Persistent Systems recently inaugurated its first office in Poland to expand its nearshore capabilities in Europe. The office is situated in Kraków, this new office will be the latest addition to the company’s growing global delivery network. This delivery center will play a crucial role in driving digital transformation for clients across industries and provide local IT professionals ample opportunities to advance their careers by building cutting-edge software products and digital solutions.
Persistent Systems plans to expand the engineering center with a wide variety of skills such as cloud and product engineering, data and analytics, as well as customer experience experts. The company aims to leverage these skills and build on its digital engineering expertise by recruiting skilled personnel in various roles from the country.
The technology industry in Poland is thriving, given its central location in Europe, economic growth, start-up ecosystem and growing interest from hyperscalers who are establishing their operations in Poland.
On Monday, the stock opened at Rs 4,919.95, with a high and low of Rs 5,051.00 and Rs 4,889.05 respectively. The stock closed at Rs 5,037.70, up 3.07%. The stock has a 52-week high of Rs 5,131.15 and a 52-week low of Rs 3,091.65.
Technically, the stock has broken out from its 73-week cup and handle pattern supported by good volumes. Such a breakout is deemed positive over a medium-long term picture. The momentum oscillators also show strong upside momentum in the stock.

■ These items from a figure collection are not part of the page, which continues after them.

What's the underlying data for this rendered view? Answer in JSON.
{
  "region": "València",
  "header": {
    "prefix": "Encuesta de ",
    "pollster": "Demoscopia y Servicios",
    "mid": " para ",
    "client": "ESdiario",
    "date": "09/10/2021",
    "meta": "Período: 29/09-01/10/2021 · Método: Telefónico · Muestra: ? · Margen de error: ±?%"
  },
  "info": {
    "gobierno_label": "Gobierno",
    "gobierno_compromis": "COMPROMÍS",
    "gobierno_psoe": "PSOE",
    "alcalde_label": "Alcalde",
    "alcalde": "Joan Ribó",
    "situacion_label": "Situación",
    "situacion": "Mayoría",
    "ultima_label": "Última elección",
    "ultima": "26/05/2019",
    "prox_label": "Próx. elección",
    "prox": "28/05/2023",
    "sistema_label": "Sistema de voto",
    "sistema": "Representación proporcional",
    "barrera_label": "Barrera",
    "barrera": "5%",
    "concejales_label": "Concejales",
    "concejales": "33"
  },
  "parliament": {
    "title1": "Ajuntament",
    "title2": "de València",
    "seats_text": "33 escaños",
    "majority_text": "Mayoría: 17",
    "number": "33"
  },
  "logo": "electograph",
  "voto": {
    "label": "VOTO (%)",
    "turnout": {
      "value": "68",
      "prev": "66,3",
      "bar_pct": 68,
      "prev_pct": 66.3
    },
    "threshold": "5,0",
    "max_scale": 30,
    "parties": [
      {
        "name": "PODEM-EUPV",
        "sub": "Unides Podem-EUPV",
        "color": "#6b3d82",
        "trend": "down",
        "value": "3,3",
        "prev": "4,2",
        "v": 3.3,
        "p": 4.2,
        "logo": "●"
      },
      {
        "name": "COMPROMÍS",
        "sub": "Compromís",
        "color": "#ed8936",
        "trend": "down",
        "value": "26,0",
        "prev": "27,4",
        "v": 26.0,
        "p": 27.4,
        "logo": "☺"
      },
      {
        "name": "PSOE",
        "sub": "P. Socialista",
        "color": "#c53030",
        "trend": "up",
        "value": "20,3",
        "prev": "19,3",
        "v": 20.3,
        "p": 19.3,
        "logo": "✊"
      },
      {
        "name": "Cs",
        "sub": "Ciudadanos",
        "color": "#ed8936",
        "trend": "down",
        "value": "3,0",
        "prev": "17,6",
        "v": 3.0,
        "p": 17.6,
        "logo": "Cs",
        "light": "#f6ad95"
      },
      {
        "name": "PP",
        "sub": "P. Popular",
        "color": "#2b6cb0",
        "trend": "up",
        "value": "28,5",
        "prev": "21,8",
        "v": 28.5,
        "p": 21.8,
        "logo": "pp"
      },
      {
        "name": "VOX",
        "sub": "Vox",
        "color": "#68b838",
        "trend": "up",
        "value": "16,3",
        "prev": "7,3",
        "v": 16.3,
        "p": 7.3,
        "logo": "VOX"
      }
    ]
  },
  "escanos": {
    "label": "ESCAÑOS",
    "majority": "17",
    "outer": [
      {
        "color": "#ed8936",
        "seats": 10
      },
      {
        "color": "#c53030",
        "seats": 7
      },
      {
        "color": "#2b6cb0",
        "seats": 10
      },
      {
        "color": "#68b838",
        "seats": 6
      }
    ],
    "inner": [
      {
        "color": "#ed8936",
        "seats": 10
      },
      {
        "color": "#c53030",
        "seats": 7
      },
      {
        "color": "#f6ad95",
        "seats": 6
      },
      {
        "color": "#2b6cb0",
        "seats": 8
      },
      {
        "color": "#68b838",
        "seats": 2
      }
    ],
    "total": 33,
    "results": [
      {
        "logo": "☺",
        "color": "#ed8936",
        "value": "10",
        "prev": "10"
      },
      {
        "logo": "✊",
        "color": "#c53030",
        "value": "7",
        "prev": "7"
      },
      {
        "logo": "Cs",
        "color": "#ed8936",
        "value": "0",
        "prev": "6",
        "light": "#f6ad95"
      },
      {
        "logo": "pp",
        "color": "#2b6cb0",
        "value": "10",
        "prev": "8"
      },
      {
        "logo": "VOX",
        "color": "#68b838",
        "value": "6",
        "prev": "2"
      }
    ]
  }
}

Persistent Systems provides software engineering and strategy services to help companies implement and modernize their businesses. It has its own software and frameworks with pre-built integration and acceleration. The company is having depth of experience in the focused areas of telecommunications, life sciences and infrastructure and systems. It has invested and plans to continuously invest in new technologies and frameworks in the areas of cloud computing, analytics, enterprise collaboration and enterprise mobility.